Your Lifestyle Has Already Been Designed is a punch-in-the-gut piece by David Cain. Consider this paragraph:

We’ve been led into a culture that has been engineered to leave us tired, hungry for indulgence, willing to pay a lot for convenience and entertainment, and most importantly, vaguely dissatisfied with our lives so that we continue wanting things we don’t have. We buy so much because it always seems like something is still missing.

Feeling indignant that he would insinuate that you of all people have been indoctrinated by a consumerist culture? Before you close your laptop in disgust, hear the man out. Haters gonna make some good points sometimes…

Design process: don't let extreme views grind you down

Josh Emerson offers some words of advice that we should all take to heart:

But perhaps the most important thing I want to highlight here, is that the answer to most questions is it depends, and very often in the grey area between black and white. Try not to take extreme views on things, and perhaps see that there is always another level of complexity to be discovered in any decision you make.

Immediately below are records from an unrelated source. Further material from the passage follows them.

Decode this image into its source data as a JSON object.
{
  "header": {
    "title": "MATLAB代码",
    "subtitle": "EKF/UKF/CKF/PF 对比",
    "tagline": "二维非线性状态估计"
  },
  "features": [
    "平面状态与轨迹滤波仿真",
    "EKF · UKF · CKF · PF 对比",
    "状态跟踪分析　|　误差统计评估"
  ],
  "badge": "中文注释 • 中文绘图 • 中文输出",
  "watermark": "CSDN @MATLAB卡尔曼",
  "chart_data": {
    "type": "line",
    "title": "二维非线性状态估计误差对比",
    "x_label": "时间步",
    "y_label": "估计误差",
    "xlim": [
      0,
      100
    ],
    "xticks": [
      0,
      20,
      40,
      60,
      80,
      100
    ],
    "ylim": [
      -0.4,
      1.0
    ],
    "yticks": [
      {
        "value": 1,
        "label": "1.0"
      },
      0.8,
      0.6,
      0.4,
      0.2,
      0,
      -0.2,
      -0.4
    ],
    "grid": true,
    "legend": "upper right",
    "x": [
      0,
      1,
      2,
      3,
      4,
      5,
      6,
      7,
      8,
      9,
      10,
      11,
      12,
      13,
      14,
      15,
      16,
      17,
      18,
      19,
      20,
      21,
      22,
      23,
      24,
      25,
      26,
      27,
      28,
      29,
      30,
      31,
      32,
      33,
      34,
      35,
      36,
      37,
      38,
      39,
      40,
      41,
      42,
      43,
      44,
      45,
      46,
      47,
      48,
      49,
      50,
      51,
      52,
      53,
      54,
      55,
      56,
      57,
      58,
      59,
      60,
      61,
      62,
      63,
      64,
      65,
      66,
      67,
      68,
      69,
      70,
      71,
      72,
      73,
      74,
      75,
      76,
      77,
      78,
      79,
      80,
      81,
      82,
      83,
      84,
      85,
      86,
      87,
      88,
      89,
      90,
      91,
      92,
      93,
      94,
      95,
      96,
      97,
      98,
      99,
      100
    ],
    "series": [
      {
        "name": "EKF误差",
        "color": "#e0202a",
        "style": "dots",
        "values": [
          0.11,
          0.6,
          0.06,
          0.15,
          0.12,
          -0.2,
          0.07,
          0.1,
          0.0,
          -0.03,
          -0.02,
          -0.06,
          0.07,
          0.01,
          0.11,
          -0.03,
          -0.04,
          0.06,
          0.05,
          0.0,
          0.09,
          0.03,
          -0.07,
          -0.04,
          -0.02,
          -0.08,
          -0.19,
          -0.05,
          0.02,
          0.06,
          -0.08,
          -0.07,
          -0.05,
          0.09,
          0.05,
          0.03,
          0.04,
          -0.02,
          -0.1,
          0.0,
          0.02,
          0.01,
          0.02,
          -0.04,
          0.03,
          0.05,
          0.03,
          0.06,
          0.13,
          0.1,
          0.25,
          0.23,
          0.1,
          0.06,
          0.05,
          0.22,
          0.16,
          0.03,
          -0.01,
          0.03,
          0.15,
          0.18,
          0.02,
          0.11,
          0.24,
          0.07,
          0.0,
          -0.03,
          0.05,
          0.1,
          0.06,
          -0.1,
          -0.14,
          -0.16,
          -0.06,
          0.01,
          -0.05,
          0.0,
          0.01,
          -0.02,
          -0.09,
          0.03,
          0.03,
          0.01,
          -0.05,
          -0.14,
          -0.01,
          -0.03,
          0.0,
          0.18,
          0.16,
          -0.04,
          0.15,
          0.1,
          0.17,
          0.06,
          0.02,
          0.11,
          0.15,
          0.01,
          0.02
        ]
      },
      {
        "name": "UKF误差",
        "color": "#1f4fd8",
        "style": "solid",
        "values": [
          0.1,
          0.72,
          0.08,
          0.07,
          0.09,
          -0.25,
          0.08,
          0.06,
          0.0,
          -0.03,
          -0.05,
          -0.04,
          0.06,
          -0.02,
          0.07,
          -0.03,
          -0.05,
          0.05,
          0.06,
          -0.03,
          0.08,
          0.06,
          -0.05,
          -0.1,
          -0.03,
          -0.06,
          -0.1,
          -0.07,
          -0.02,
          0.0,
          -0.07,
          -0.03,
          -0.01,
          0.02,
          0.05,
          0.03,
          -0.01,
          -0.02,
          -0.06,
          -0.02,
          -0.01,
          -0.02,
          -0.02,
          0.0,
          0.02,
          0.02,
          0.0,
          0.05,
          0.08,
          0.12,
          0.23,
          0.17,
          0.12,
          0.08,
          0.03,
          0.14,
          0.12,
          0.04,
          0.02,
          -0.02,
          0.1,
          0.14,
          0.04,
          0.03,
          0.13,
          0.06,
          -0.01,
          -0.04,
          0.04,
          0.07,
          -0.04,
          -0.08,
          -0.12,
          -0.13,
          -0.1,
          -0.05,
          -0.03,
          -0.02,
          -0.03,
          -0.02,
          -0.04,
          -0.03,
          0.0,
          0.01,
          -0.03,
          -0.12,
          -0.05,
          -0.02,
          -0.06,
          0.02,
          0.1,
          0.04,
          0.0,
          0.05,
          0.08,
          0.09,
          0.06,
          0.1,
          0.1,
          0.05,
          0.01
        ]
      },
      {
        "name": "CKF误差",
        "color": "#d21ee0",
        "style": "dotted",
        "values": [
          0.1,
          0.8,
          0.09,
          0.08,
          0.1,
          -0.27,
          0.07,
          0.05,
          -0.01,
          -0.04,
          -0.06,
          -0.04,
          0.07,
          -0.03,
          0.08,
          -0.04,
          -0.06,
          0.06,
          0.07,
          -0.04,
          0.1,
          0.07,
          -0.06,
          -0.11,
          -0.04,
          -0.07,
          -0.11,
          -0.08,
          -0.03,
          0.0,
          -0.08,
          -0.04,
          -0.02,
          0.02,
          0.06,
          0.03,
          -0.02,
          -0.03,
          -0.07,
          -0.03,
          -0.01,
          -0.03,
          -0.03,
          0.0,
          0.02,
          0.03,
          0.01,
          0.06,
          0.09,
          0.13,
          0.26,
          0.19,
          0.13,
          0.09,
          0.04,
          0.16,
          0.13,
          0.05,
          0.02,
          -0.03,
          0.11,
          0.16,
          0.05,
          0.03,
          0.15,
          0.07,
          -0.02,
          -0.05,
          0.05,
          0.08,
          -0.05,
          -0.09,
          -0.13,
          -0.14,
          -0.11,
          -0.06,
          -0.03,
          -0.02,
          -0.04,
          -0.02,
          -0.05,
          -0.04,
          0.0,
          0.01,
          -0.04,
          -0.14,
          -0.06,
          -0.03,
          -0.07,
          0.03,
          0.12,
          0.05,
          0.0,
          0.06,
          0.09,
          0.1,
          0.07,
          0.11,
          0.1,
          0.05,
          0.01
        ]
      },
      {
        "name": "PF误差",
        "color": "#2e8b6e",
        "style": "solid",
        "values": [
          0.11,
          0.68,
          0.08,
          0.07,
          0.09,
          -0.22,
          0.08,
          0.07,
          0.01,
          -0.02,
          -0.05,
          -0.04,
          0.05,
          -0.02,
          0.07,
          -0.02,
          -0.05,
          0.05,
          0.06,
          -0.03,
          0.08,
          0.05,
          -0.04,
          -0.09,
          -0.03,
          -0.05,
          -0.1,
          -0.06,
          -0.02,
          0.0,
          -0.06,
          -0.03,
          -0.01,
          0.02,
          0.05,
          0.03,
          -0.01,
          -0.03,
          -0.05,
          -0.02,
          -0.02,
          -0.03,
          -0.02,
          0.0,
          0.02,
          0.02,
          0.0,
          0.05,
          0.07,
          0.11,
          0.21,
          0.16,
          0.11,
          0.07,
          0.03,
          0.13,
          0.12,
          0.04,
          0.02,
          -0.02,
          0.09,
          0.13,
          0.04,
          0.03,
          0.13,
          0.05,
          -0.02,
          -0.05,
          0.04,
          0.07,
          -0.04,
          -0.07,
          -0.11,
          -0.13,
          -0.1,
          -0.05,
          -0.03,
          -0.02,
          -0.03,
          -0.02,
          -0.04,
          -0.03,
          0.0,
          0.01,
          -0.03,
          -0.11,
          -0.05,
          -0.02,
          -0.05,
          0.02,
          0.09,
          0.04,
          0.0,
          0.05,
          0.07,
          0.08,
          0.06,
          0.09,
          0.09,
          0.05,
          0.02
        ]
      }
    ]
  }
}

We just came out of a season of arguing whether or not Flat Design is the answer to everything. We also heard proclamations that wireframes are dead, designers do in fact need to code, and Photoshop is on its last legs.

But you know what? Screw that. We have to remind ourselves that the vast majority of design is done by people who don’t have Twitter accounts and large public followings. Out there in the trenches they shouldn’t have to worry about what’s cool or what styles they’re allowed to like. They should only care about getting the job done, and using whatever tools they have at their disposal to do the right thing.

Doing the right thing is complex, and messy. Sometimes it has the luxury of involving a content-first approach with interactive prototypes, but other times it involves having to make static wireframes and designing before any content is available. It’s not ideal, but who are we to judge a designer based on what we perceive as the quality of their process? What do we know about the complexity of the project, the relationships they are trying to navigate, and the users they are designing for?

My advice is this. Yes, follow the design zeitgeist. Study the big ideas and explore the edges where the industry is being pushed forward. But don’t get caught up in whatever the cool viewpoint is about any methodology or style. Only you know what your project needs. So be confident, ignore the extreme viewpoints, and use whatever tool will be most effective to help you do the right thing.